As we have already seen, a return from a function is a copy. At this point, it would be fair to ask what happens if there are multiple returns.
// 19-multi-func-ret-fail.hlsl
// http://shader-playground.timjones.io/922facb688a5ba09b153d64cf1fc4557
struct S {
float4 f;
};
int i;
StructuredBuffer<S> gSBuffer;
RWStructuredBuffer<S> gRWSBuffer1;
RWStructuredBuffer<S> gRWSBuffer2;
RWStructuredBuffer<S> foo(int l) {
if (l == 0) { // Compiler does not know which branch will be taken:
// Branch taken depends on input i.
return gRWSBuffer1;
} else {
return gRWSBuffer2;
}
}
void main() {
RWStructuredBuffer<S> lRWSBuffer = foo(i);
lRWSBuffer[i] = gSBuffer[i];
}
The compiler is not able to legalize this example because it does not know which value will be returned. However, if the compiler is able to determine which path will be taken, then it can be legalized.

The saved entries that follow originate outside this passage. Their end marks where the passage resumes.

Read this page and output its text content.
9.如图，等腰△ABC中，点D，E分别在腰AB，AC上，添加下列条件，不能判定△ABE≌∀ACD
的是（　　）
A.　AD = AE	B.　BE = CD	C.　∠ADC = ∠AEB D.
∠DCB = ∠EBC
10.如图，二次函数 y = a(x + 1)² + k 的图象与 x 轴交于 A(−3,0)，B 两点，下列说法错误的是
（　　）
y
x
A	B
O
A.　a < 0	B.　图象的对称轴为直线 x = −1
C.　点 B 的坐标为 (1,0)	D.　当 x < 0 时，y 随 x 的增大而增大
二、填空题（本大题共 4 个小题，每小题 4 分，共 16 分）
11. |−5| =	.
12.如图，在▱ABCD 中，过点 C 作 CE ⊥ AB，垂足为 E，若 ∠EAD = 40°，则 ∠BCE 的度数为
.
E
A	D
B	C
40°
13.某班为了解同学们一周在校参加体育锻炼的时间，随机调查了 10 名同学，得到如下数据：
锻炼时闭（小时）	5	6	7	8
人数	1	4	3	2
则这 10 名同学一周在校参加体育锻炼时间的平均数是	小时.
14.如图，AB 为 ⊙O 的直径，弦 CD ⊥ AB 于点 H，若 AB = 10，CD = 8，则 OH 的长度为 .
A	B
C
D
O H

// 20-multi-func-ret-const-ok.hlsl
// http://shader-playground.timjones.io/84b093c7cf9e3932c5f0d9691533bafe
struct S {
float4 f;
};
int i;
StructuredBuffer<S> gSBuffer1;
StructuredBuffer<S> gSBuffer2;
RWStructuredBuffer<S> gRWSBuffer1;
RWStructuredBuffer<S> gRWSBuffer2;
StructuredBuffer<S> foo(int l) {
if (l == 0) {
return gSBuffer1;
} else {
return gSBuffer2;
}
}
void main() {
gRWSBuffer1[i] = foo(0)[i];
gRWSBuffer2[i] = foo(1)[i];
}
For each call to foo
, the compiler is able to determine which value
will be returned. In this case, the code can be legalized.

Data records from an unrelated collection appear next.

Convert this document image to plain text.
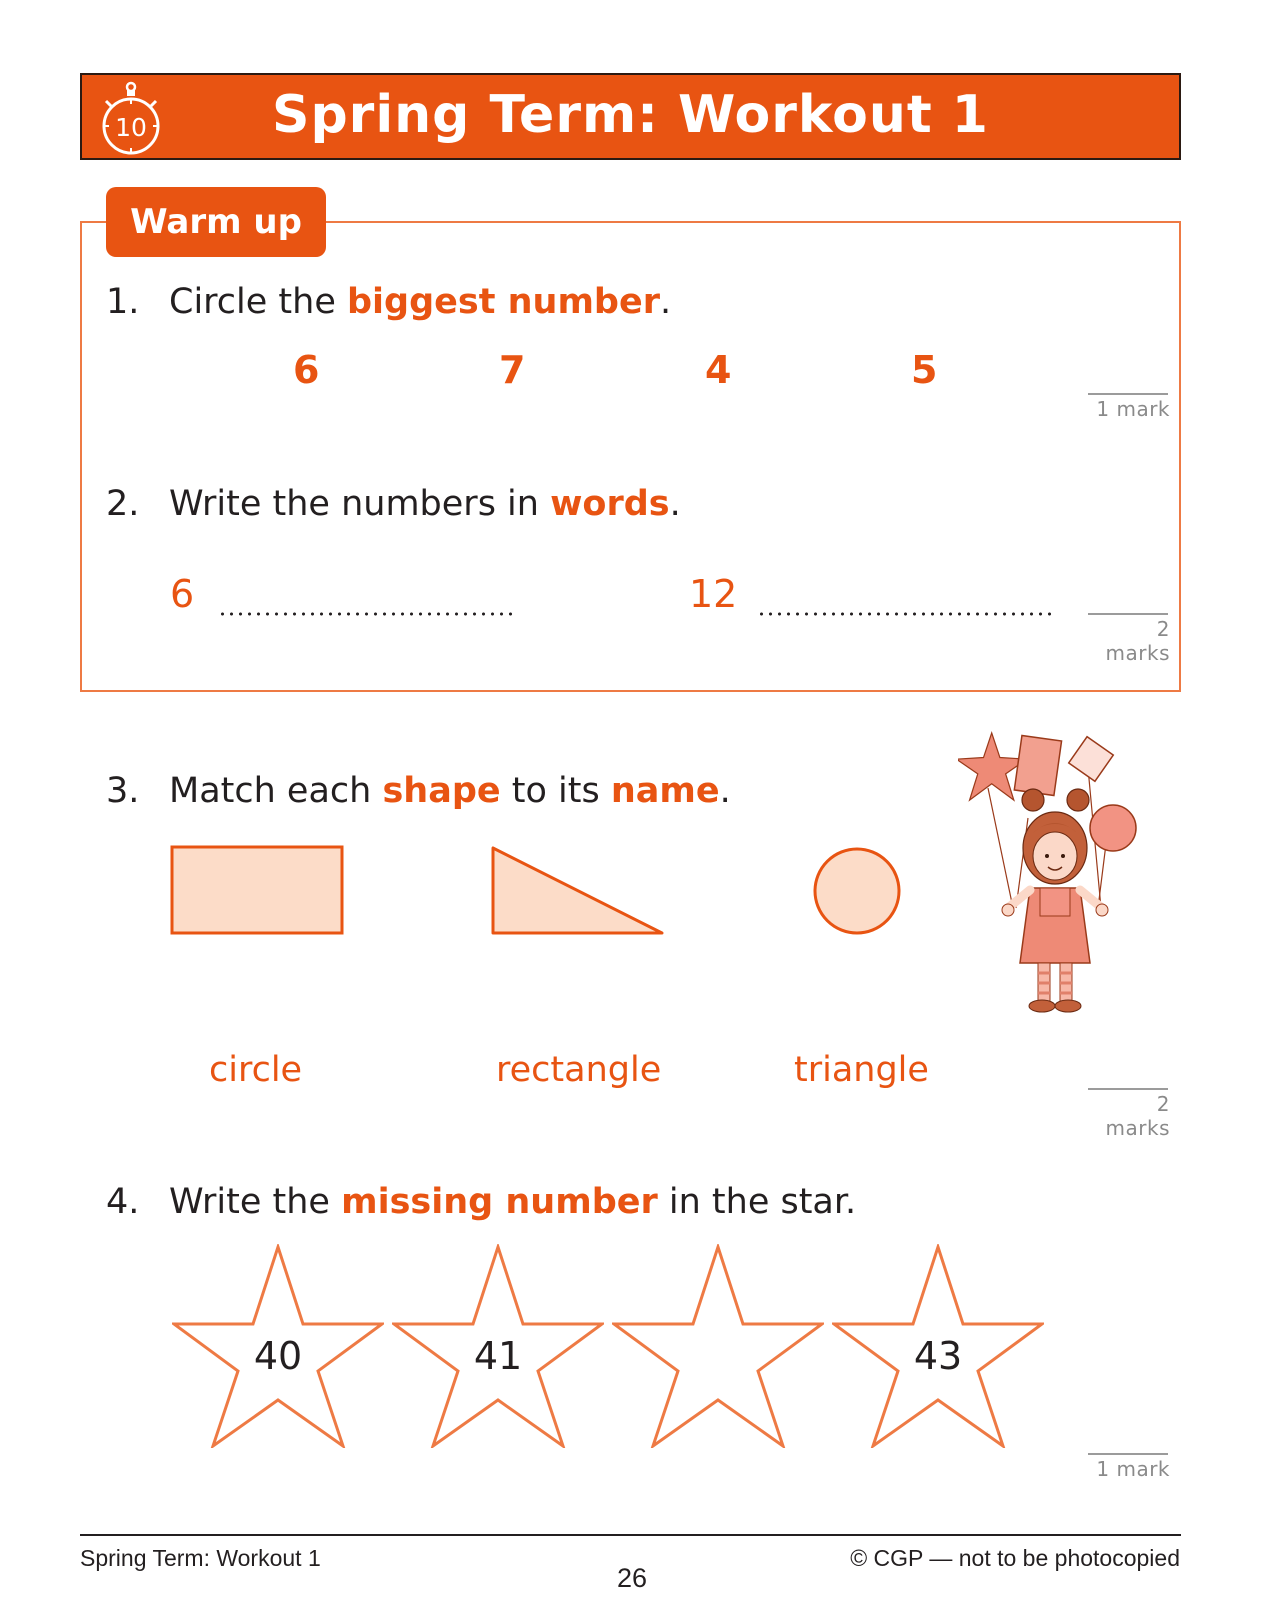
10	Spring Term: Workout 1
Warm up
1. Circle the biggest number.
6	7	4	5
1 mark
2. Write the numbers in words.
6	12
2 marks
3. Match each shape to its name.
circle	rectangle	triangle
2 marks
4. Write the missing number in the star.
40	41	43
1 mark
Spring Term: Workout 1	© CGP — not to be photocopied
26
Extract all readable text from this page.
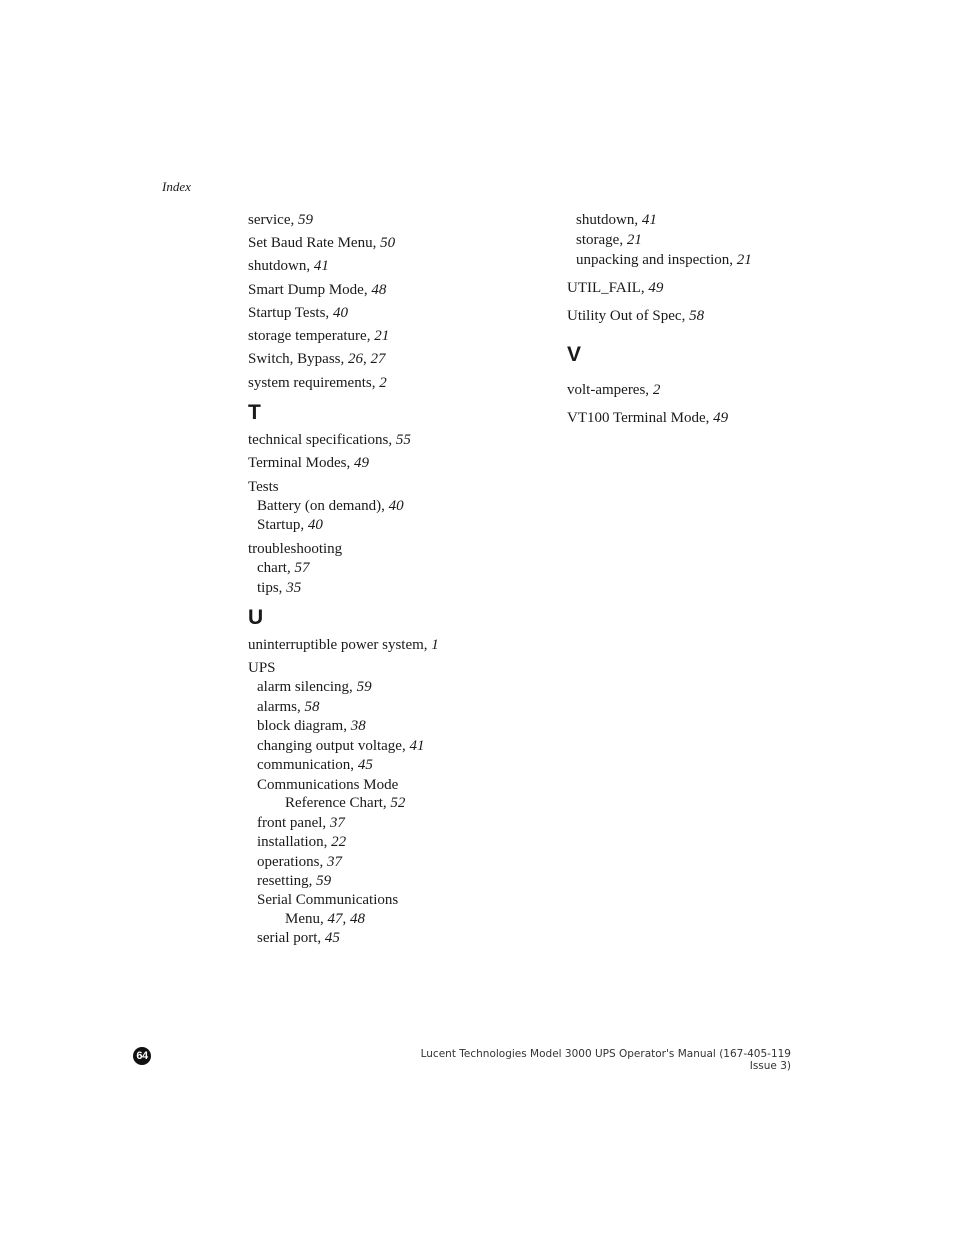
Index
service, 59
Set Baud Rate Menu, 50
shutdown, 41
Smart Dump Mode, 48
Startup Tests, 40
storage temperature, 21
Switch, Bypass, 26, 27
system requirements, 2
T
technical specifications, 55
Terminal Modes, 49
Tests
Battery (on demand), 40
Startup, 40
troubleshooting
chart, 57
tips, 35
U
uninterruptible power system, 1
UPS
alarm silencing, 59
alarms, 58
block diagram, 38
changing output voltage, 41
communication, 45
Communications Mode
Reference Chart, 52
front panel, 37
installation, 22
operations, 37
resetting, 59
Serial Communications
Menu, 47, 48
serial port, 45
shutdown, 41
storage, 21
unpacking and inspection, 21
UTIL_FAIL, 49
Utility Out of Spec, 58
V
volt-amperes, 2
VT100 Terminal Mode, 49
64	Lucent Technologies Model 3000 UPS Operator's Manual (167-405-119 Issue 3)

Individually, these examples are simple; however, these elements can be combined in arbitrary ways. As one last example, consider this HLSL source code.
// 21-combined-ok.hlsl
// http://shader-playground.timjones.io/9f00d2d359da0731cdf8d0b68520e2c4
struct S {
float4 f;
};
int i;
StructuredBuffer<S> gSBuffer1;
StructuredBuffer<S> gSBuffer2;
RWStructuredBuffer<S> gRWSBuffer1;
RWStructuredBuffer<S> gRWSBuffer2;
#define constant 0
StructuredBuffer<S> bar() {
if (constant > 2) {
return gSBuffer1;
} else {
return gSBuffer2;
}
}
void foo(RWStructuredBuffer<S> pRWSBuffer) {
StructuredBuffer<S> lSBuffer = bar();
pRWSBuffer[i] = lSBuffer[i];
}
void main() {
foo(gRWSBuffer1);
foo(gRWSBuffer2);
}
The compiler will do all of the transformations that mentioned earlier to identify a single resource for each load and store from a resource.

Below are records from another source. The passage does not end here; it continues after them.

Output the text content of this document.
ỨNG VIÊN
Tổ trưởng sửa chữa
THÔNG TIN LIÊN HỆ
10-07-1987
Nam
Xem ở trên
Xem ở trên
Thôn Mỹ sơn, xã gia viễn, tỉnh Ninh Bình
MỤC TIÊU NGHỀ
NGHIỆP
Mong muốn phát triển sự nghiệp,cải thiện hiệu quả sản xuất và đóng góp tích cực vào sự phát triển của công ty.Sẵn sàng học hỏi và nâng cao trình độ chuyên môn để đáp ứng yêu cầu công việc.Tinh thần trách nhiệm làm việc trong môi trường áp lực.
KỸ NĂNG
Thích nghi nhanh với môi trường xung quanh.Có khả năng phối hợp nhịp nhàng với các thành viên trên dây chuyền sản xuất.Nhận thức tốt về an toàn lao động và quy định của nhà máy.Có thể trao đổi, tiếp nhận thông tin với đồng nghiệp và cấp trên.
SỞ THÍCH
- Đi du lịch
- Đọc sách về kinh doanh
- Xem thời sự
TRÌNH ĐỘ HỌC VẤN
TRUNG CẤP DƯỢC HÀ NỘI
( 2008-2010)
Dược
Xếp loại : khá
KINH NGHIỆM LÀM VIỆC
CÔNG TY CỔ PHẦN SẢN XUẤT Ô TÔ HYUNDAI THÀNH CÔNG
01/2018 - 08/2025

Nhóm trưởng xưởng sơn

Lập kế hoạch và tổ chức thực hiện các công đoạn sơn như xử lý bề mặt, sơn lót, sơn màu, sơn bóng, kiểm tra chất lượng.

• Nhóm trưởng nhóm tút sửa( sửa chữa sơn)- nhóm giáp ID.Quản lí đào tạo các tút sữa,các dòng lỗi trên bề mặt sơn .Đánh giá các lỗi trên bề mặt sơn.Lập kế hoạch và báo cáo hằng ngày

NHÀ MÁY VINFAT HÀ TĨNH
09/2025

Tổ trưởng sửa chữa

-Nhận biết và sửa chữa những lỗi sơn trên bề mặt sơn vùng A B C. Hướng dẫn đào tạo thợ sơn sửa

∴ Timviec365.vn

It is impossible to enumerate all of the possible code sequences that work or do not work, but hopefully this will give a guide as to what is possible or not. The general rule of thumb is that there must be a straightforward way to transform the code so that there are no copies of global resources.